Bourdieu a tort, Peugeot a raison
La plus air du temps vous l’avez vue et revue comme moi pendant Roland-Garros. C’est pour une bagnole française. Version longue : trois mômes jouent au tennis devant un immeuble cossu, école privée pour cancres friqués à ce qu’on devine. Intérieur jour. C’est l’heure de la leçon de musique. À Melun, on soufflerait dans un pipeau, là c’est chic, on gratte le violon. Un élève plus tête à claques tu meurs écrase l’archet en soupirant, quand une balle de tennis entre par la fenêtre. Ni une ni deux, la tête à claques tourne son violon, frappe la balle qui rebondit au tableau noir (beurk le tableau noir) et décapite un joli plâtre posé sur le bureau du maître (beurk la sculpture, beurk le bureau, beurk le maître). Sûr de ne s’exposer à aucune réprimande étant donné le revenu de papa, le petit rebelle exulte et nargue le prof, coi. Extérieur jour. Maman félicite le morveux, lequel, devenu par un effet de montage le superchampion Novak Djokovic, se retrouve vingt ans plus tard au volant d’une Peugeot. « More fun, better sensations », conclut l’annonceur. In french : Pourquoi pisser dans un violon quand l’or coule de ta raquette ? L’art, l’école, quelle louze ! Cachet moyen d’un violoniste anonyme qui joue l’ouverture de Rossini qu’on entend derrière : 300 euros. Revenus de Novak Djokovic en 2016 : 98 millions de dollars. Bourdieu a tort : les héritiers se contrefoutent de l’héritage (à part l’oseille bien sûr). Mais Peugeot a raison : méprise ton prof, défonce le matériel. More fun, better sensations.
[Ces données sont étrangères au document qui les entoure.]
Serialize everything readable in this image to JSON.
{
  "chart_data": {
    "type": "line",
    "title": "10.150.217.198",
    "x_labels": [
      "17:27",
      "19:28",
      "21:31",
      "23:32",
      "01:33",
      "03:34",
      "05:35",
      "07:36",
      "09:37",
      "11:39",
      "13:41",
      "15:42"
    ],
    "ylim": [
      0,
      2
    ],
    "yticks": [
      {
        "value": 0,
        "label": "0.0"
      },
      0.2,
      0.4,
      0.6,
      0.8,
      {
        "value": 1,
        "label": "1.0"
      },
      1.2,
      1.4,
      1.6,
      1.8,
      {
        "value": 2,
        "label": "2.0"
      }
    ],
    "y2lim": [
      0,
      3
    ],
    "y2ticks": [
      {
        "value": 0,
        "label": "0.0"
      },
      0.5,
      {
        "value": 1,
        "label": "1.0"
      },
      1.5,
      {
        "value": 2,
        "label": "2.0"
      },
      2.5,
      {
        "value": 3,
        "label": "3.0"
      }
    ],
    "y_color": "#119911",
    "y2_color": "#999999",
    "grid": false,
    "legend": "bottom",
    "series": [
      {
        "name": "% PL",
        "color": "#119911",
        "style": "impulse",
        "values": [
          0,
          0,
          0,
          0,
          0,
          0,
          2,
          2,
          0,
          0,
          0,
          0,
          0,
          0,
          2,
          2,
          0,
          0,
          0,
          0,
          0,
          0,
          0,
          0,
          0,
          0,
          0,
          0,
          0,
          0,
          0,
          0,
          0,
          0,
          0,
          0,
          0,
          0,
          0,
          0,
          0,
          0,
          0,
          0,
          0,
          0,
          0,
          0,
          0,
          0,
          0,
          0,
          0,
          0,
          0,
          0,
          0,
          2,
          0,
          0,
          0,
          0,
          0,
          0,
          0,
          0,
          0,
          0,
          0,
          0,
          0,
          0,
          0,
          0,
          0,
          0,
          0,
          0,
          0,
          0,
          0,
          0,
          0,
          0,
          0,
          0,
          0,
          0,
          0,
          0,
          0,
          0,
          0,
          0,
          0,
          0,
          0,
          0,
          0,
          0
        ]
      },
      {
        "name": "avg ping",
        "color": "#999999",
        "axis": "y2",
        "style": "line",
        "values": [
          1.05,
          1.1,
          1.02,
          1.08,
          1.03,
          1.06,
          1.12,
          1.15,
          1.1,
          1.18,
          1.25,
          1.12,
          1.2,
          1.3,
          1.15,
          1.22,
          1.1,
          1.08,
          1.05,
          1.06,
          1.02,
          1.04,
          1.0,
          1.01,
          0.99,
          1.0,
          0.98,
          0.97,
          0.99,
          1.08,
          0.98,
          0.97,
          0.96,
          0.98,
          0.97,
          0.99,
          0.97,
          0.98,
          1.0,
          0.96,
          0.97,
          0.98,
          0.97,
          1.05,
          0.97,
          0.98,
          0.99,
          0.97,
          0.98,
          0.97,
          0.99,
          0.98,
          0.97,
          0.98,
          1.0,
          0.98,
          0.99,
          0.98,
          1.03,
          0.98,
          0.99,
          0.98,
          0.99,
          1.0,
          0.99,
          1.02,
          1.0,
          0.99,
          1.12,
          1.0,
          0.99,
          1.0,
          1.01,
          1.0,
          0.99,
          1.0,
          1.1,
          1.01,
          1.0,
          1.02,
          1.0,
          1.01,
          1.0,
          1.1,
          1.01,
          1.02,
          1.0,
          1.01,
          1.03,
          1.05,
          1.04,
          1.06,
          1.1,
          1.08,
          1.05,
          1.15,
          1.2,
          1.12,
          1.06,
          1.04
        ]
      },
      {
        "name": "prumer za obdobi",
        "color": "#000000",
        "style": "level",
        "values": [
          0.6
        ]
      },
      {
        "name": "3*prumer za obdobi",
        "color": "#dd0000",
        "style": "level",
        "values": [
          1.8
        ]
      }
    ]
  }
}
Même chaîne, la seconde d’après. Rien. Vous l’avez vue aussi celle-là ? Moins souvent en tout cas. C’est une série de variations sur rien. « Il n’y a rien de tel que rien. » Le rien originel, plus rien dans le frigo, vivre de rien, rire de rien, croire en rien, la beauté de rien, l’art de ne rien faire, tout ça parce que « rien, ça n’est pas rien, c’est même la meilleure chose qui puisse vous arriver ». Pub pour Volkswagen, la bagnole qui protège. Chef-d’œuvre sans bavure filmé par Notre Inimitable Clemens Purner. Musique : La Tartine de beurre, ce presque rien pour débutants que l’agence, comme d’ailleurs toute les méthodes de piano dans le commerce, attribue à Mozart. Eh ben même pas. De graves musicologues précisent : Mozart père, Leopold. Mais en fait, on n’en sait… rien.
Rien, musique de personne. Merci, Volkswagen ! Grâce à toi, l’été promet ce que je nous souhaite pour les mois qui viennent. Juste pour deux mois, oh comme je voudrais que ça nous arrive à nous tous ! Rien.